On November 20, 2023, a United States Navy P-8A Poseidon aircraft overshot the runway at Marine Corps Air Station Kaneohe Bay and came to rest in shallow water in Kaneohe Bay about 1.5 mi upwind of the fishpond. The incident raised concerns that a jet fuel leak from the plane could damage the local environment, including the fish pond itself.

==Restoration==
Paepae o Heʻeia's restoration work at Heʻeia Fishpond consists of various programs. By the spring of 2007, Paepae o Heʻeia was hosting community workdays twice a month, during each of which 40 to 100 volunteers performed restoration activities under Paepae o Heʻeia oversight.

===Mangrove removal===

The invasive mangroves introduced to the Heʻeia area sometime around 1922 — primarily red mangrove (Rhizophora mangle) — grew unchecked throughout Heʻeia Fishpond after the 1965 flood, damaging the fishpond's wall and causing an accelerated build-up of silt. Brooks started to remove the mangroves in the late 1990s, and their removal began in earnest under the stewardship of Paepae o Heʻeia. By early 2007, 3,000 volunteers had participated in mangrove removal over the previous three years, removing 30,000 sqft of invasive mangroves. As of 2018, mangroves had been cleared from 4,800 ft of the 7,000 ft wall. When possible, the mangrove wood harvested during the removal is used as firewood or as an insect-resistant building material.
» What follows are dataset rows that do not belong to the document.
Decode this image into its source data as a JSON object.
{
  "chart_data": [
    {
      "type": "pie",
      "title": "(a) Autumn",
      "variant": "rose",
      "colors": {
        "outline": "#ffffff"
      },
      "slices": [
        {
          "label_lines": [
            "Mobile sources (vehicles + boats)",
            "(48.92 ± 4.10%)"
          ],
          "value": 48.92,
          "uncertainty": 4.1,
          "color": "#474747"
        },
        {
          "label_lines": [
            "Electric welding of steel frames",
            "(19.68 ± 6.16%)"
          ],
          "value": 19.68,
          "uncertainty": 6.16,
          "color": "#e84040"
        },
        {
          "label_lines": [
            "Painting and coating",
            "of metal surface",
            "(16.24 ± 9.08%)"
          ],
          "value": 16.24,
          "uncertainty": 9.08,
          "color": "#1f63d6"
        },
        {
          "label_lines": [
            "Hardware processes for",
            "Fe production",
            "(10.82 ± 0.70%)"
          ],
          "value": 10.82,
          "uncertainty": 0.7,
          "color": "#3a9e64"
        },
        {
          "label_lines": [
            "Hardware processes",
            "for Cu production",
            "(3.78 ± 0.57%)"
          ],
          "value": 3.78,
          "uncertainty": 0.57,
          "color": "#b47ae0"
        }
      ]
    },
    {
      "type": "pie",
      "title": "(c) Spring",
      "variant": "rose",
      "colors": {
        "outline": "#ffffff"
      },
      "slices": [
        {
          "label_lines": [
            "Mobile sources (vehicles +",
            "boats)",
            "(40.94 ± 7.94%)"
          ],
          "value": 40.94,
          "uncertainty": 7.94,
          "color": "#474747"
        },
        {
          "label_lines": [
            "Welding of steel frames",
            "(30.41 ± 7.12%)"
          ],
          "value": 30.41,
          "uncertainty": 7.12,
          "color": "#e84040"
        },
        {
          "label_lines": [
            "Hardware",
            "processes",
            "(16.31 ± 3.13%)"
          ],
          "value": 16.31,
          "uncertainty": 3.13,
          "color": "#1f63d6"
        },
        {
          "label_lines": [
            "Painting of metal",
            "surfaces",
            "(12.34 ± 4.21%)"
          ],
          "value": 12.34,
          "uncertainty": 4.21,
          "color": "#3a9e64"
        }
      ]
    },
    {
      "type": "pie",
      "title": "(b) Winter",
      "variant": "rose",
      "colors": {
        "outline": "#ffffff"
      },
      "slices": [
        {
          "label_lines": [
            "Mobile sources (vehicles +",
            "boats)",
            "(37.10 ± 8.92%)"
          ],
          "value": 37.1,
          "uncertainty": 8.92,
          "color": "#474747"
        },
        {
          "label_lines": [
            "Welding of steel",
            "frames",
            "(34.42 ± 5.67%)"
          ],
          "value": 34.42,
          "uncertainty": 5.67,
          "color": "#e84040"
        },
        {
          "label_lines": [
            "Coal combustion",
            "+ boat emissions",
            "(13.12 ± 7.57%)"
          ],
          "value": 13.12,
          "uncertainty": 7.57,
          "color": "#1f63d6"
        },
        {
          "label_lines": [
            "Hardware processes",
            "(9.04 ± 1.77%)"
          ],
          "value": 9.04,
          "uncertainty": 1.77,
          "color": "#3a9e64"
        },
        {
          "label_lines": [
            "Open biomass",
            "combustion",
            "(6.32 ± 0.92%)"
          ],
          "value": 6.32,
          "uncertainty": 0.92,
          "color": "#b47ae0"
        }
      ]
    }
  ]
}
===Wall repair and rehabilitation===

The damage to the Heʻeia Fishpond wall resulting from the 1965 flood, the growth of mangrove roots, and the activities of eels varied from a few stones missing from its top in some places to portions where the wall had broken down all the way to its foundation (niho) stones. Repair and restoration of the wall requires the removal from it of invasive plant species — mangroves, pluchea, pickleweed, and other weeds — followed by repair or reconstruction of the outer basalt portions of the wall and filling the gap between them with coral. Between early 2004 and early 2007, when wall repairs cost about US$1,500 per 100 ft, volunteers repaired about 600 ft of the wall
and by early 2007 six of the wall′s sluice gates (mākāhā) were functioning. By 2008, the temporary 1992 concrete wall was failing, and required replacement by a permanent wall repair. In December 2015, the largest hole in the wall was closed. A 50 m section of the wall destroyed in 1965 was not rebuilt to the same height as the original wall, and as a result water can flow between the fishpond and Kāneʻohe Bay over this portion of the wall during high tide.

===Invasive seaweed removal===

Removal of invasive seaweed — primarily Kappaphycus, Acanthophora spicifera, and Gracilaria salicornia — from Heʻeia Fishpond began in 2004, and by 2018 Paepae o He‘eia had removed over 50 ST of it. The seaweed is rich in potassium, and when possible is provided to farmers for use as a fertilizer. In 2019, Paepae o He‘eia began partnering with the Heʻeia National Estuarine Research Reserve System (NERRS) and The Nature Conservancy to enhance invasive seaweed removal efforts.

===Other work===
In 2020, the University of Hawaiʻi began a project that included the installation of bioretention basins on storm drain outlets which capture storm water from over 50 homes and street surfaces and empty into Heʻeia Fishpond. The bioretention basins are intended to improve water quality in the fishpond by removing as many pollutants as possible before water from storm drains enters the fishpond.